The Army of the Phoenix form the elves' Wraithsight faction. They work a bit differently from the others. An elven 'seer' halves the amount of magic points it receives from nodes, but at the beginning of each turn, each 'wraith' takes an essence wound (representing the draining of its capacitor) and this becomes an additional magic point. Elven war-machines have mediocre armour, not because they lack resilience in any way whatsoever, but because their technology is mostly neutered by the reality mindscrew that is magic. Their melee power isn't great - dedicated melee machines are hard to come by - but have lots and lots of shooting. Most of it's low power, but can be overdriven, by spending more essence points (again, power from the capacitor) to amp it up considerably, making up for the lack of melee attacks (remember, melee attacks generally do a lot more damage). Most units also have some resilience, and are high rank; I'm debating with myself whether to include anything below Rank 4. It's also tempting to allow models to survive all of their essence being removed, provided they have Resilience that is, since they're even more self-destructive than ordinary wraiths - they have ordinary engines as well, and keep operating, but at reduced power.
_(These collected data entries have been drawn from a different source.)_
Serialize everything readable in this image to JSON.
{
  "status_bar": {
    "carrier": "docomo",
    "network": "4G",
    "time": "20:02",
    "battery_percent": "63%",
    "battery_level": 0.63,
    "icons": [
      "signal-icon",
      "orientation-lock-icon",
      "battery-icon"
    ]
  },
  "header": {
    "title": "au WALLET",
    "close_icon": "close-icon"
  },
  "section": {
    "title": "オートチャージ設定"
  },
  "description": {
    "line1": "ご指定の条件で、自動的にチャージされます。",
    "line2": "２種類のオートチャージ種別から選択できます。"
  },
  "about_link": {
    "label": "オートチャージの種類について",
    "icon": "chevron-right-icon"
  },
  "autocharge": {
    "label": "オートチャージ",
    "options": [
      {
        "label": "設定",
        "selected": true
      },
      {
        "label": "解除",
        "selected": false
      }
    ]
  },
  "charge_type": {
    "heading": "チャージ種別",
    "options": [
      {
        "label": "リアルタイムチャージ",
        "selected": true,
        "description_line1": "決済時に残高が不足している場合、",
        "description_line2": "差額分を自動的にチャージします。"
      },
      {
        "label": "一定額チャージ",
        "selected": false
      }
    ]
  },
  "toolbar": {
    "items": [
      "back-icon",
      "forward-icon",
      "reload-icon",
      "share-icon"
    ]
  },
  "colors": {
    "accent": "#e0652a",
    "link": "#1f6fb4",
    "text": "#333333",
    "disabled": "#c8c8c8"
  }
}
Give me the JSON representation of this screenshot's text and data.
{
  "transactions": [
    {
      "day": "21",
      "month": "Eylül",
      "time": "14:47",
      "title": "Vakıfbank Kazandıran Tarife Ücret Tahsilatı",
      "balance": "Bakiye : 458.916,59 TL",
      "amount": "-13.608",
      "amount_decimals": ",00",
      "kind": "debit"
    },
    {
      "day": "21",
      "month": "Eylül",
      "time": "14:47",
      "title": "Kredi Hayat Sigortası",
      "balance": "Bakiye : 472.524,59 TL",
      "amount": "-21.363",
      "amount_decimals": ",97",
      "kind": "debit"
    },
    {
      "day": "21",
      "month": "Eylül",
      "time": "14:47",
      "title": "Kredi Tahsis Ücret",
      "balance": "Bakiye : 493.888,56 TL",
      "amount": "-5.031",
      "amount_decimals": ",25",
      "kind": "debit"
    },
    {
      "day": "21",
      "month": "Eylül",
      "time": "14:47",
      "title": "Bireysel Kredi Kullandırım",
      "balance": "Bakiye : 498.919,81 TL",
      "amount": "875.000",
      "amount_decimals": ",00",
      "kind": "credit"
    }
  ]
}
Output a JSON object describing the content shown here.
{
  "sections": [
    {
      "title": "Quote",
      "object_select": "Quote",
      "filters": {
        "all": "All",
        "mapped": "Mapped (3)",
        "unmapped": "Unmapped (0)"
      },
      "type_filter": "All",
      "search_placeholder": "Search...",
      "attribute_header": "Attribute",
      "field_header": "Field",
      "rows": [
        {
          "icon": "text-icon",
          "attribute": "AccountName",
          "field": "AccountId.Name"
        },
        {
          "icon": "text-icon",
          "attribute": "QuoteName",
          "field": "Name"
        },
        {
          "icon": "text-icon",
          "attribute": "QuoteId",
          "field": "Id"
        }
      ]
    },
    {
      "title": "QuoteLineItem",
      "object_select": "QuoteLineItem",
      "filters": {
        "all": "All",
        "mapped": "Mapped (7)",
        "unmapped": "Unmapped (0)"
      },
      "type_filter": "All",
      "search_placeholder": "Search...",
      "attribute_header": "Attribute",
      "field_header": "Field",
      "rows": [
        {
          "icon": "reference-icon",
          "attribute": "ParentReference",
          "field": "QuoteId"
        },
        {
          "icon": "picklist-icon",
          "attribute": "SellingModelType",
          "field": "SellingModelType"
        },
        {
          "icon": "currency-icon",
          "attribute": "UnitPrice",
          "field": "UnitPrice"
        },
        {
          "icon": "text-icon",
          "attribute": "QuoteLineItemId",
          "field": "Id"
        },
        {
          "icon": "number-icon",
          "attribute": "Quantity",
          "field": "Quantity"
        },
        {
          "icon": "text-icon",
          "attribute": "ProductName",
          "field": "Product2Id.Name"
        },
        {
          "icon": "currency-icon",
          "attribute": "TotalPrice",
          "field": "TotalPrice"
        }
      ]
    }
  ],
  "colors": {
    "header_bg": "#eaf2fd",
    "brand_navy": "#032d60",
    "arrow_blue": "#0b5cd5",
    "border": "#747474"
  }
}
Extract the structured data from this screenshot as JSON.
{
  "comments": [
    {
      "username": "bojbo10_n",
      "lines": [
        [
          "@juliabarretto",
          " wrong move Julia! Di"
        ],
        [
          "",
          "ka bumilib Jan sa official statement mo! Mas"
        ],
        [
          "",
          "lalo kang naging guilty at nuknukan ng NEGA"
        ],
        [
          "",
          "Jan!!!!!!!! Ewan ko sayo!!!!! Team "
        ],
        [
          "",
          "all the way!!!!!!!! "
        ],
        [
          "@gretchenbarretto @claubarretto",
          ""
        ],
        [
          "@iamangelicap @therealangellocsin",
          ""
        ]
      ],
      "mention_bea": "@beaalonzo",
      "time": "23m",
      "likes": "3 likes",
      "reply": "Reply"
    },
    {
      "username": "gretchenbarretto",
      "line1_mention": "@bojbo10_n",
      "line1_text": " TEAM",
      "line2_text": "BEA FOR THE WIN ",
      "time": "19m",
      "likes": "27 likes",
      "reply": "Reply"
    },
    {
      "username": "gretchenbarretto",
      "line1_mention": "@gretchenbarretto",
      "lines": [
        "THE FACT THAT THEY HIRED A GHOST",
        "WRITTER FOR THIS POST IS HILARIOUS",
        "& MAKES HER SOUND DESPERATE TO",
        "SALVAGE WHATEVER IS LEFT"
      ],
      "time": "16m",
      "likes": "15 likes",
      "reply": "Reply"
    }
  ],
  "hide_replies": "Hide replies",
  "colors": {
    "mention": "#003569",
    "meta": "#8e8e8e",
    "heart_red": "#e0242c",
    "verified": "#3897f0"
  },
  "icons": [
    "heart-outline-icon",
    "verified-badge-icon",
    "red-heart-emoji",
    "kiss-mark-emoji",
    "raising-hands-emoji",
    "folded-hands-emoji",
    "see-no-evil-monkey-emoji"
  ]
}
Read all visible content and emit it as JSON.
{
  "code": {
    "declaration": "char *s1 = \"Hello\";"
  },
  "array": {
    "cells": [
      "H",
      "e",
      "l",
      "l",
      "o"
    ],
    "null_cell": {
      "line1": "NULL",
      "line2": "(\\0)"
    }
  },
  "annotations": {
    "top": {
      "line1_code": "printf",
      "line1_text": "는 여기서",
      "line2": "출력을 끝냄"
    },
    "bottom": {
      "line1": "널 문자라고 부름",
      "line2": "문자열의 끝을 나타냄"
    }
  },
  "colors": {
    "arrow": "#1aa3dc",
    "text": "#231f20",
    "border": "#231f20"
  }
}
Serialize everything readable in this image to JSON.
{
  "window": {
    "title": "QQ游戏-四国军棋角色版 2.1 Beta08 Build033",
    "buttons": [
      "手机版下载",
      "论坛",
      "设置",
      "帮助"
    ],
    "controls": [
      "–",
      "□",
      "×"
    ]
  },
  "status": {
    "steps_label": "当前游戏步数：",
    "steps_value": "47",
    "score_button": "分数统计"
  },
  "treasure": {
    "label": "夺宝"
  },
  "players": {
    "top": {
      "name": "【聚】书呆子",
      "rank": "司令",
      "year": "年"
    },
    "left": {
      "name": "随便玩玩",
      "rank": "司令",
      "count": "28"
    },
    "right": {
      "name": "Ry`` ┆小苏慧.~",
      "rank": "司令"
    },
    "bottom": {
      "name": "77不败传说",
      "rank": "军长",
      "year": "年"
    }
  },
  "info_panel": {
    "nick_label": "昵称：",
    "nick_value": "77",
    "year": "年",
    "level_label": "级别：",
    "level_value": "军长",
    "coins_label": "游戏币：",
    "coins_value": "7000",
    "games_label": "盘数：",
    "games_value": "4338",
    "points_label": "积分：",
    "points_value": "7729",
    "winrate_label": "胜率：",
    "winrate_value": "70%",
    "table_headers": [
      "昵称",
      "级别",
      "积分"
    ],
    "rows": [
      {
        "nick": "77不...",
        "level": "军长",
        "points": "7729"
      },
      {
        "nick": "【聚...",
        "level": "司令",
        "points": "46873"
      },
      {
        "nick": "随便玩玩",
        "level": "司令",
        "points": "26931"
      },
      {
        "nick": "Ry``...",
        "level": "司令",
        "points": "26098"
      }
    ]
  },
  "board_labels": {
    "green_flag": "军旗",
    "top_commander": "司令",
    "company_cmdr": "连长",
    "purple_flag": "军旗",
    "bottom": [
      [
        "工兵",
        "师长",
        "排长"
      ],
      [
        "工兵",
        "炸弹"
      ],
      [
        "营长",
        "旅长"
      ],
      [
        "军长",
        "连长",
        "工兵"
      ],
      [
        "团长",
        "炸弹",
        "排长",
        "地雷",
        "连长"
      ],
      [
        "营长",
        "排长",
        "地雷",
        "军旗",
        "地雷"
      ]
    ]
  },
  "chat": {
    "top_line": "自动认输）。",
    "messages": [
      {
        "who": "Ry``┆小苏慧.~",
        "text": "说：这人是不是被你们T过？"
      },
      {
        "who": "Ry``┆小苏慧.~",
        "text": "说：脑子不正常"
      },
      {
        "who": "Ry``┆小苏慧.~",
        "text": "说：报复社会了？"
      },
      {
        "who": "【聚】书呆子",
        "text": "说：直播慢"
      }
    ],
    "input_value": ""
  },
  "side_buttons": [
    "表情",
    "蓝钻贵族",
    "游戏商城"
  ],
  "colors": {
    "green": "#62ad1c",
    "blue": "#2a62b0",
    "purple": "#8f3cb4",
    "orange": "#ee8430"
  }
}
A word on elven biology. My original intent was to have the elves as nigh-unkillable, twisted monstrosities, rendered immortal but hideous by their genetic manipulations, with multiple sets of arms and skin of stone. Instead, I'd like to do something a little less grandiose and simply switch their affinities with the stereotypical dwarf ones. Elves are creatures of the earth - of forests, sure, and of the seas, but mainly of the earth itself. At first glance, they appear to be carved from smooth stone, in various shades of neutral grey or black. This isn't quite the case. Their bodies are comprised of cells, just like humans', but their skin secretes silicaceous layers of fine scales, a natural armour strong enough to resist ordinary swords. They do possess four arms, the second pair set further back than the first, lower down, and smaller. They obviously lack hair, as their skin's made of frickin' rocks. They augment this fearsome natural strength and resilience with high-tech power armour and, of course, firepower.